Federal prosecutors announced Wednesday that stolen Wedgewood china looted from one of Saddam Hussein's palaces had been turned over to Iraqi diplomats.
The news hits close to home for an arts group in New York since the plates were used as part of an art project that started with an interest in dates and dinner plates.
Artist Michael Rakowitz, who is Jewish and of Iraqi descent, had seen the dinner plates once belonging to Saddam Hussein on sale on eBay and he had wanted to do a project involving Iraqi date syrup. Thus, a collaborative art project was born, one which he dubbed "Spoils."
Working with Chef Kevin Lasko of Park Avenue Autumn, Rakowitz served “Spoils” on the looted plates he bought on eBay. On the dishes was an Iraqi desert known as Debes wa Rashi (Date Syrup mixed with Tahini) served as a base for a venison dish — think American deer hunt meets Iraqi date harvest.
“Spoils,” which was available for the eating Park Avenue Autumn from September 28 to November 26, was about complicating the dining experience.
"This really delicious meal that incorporates this fruit — the date — was supposed to be the harbinger of good or sweet things to come. [It] is complicated by the experience of being presented on a bitter surface," Rakowitz explained. "And that tension between the plate, the dish and the diner’s tongue was very much a part of the work, and forcing the diner to take a position, really, because it's not an easy thing to be served on these plates."

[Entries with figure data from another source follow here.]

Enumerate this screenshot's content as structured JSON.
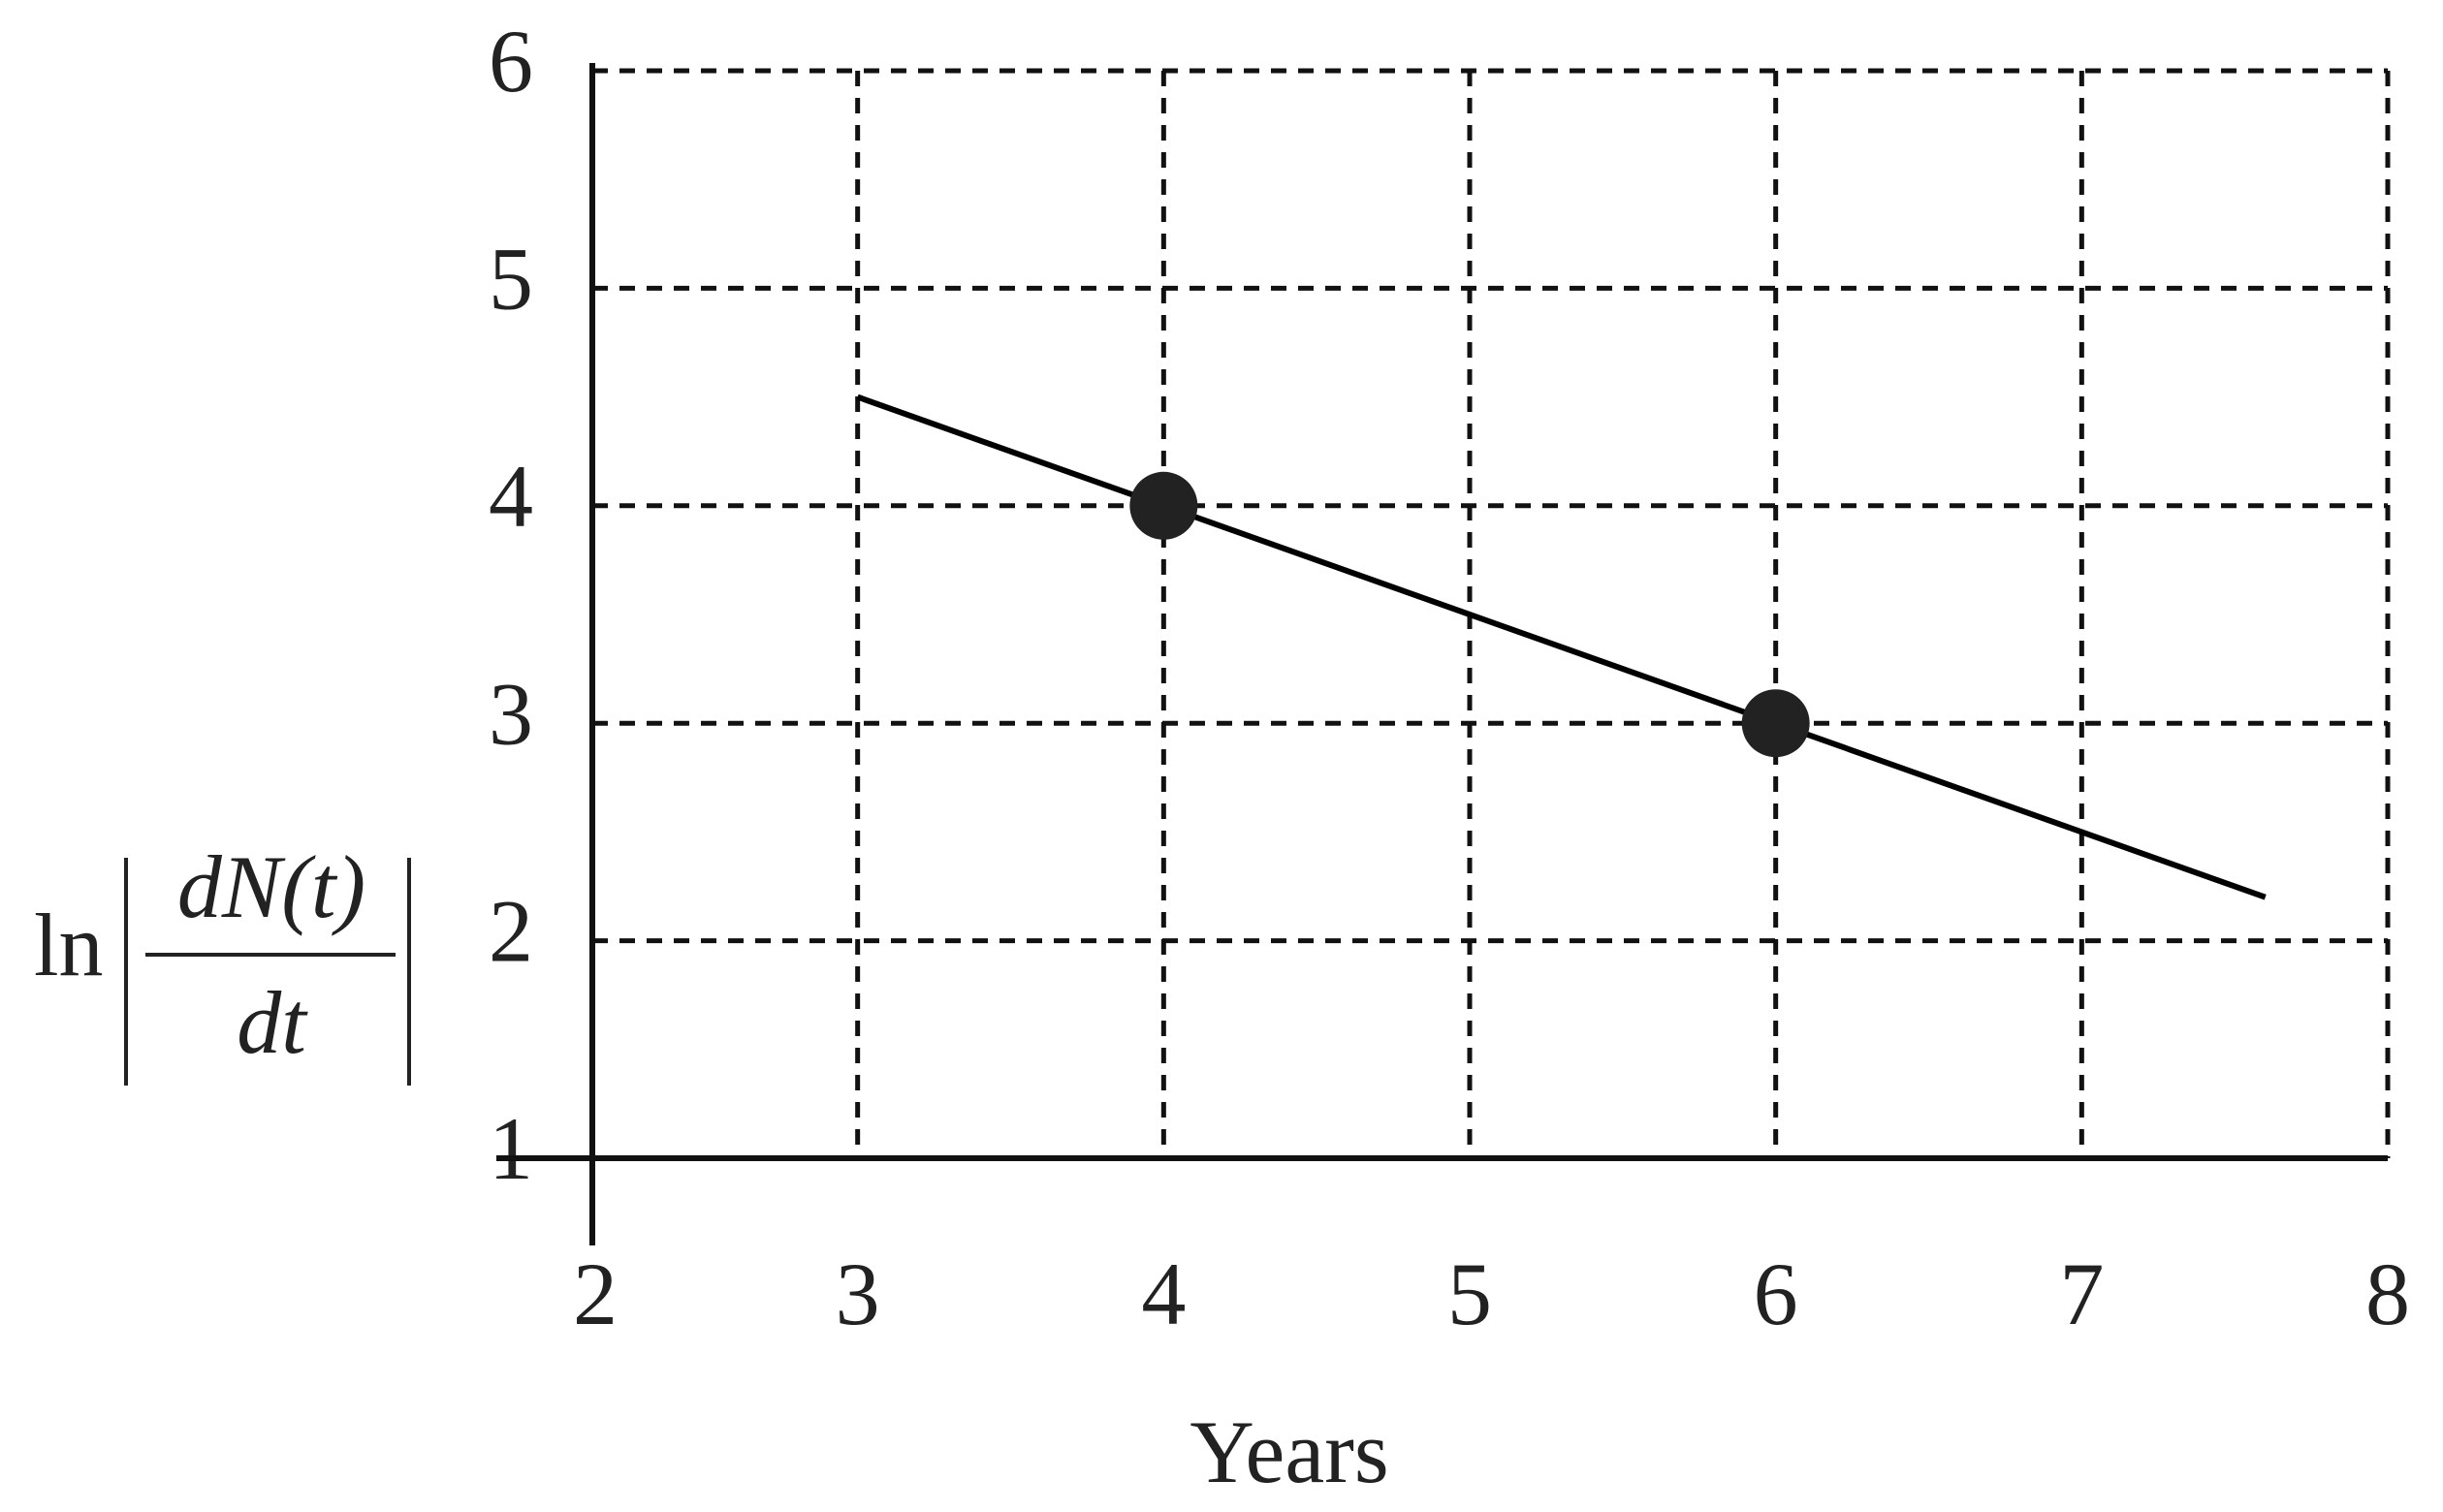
{
  "chart_data": {
    "type": "line",
    "x_label": "Years",
    "y_label": {
      "prefix": "ln",
      "numerator": "dN(t)",
      "denominator": "dt"
    },
    "line": {
      "color": "#000000",
      "x": [
        3,
        7.6
      ],
      "y": [
        4.5,
        2.2
      ]
    },
    "points": {
      "color": "#222222",
      "x": [
        4,
        6
      ],
      "y": [
        4,
        3
      ]
    },
    "xlim": [
      2,
      8
    ],
    "xticks": [
      2,
      3,
      4,
      5,
      6,
      7,
      8
    ],
    "ylim": [
      1,
      6
    ],
    "yticks": [
      1,
      2,
      3,
      4,
      5,
      6
    ],
    "grid": true
  }
}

The experience became even more complicated when a cease and desist order was delivered two days before Thanksgiving. Anne Pasternak, president and artistic director of Creative Time, said that's when she learned the Iraqi government wanted the stolen plates back.
Both Pasternak and Rakowitz said they believed the purchase of the plates were legal. Rakowitz bought them from a U.S. serviceman who said he had purchased the dishes at a flea market on his base in Iraq after Saddam Hussein’s regime had fallen and his palaces were looted.
Pasternak said she was "delighted" to comply and return the more than a dozen plates back to the custody of the Iraqi government.
Pasternak videotaped the handover, which happened on Tuesday, saying her arts organization wanted to document it and use it as an educational tool.
The repatriation of the dinner plates also pleased Rakowitz.
"It shows that maybe in the emergence of this new Iraq, that there won't be this erasure of the narrative of the past,” he said. “That they won't submit to this amnesia of the past regime and they'll keep those traces alive as part of its cultural memory.”
It's also a great ending for his project.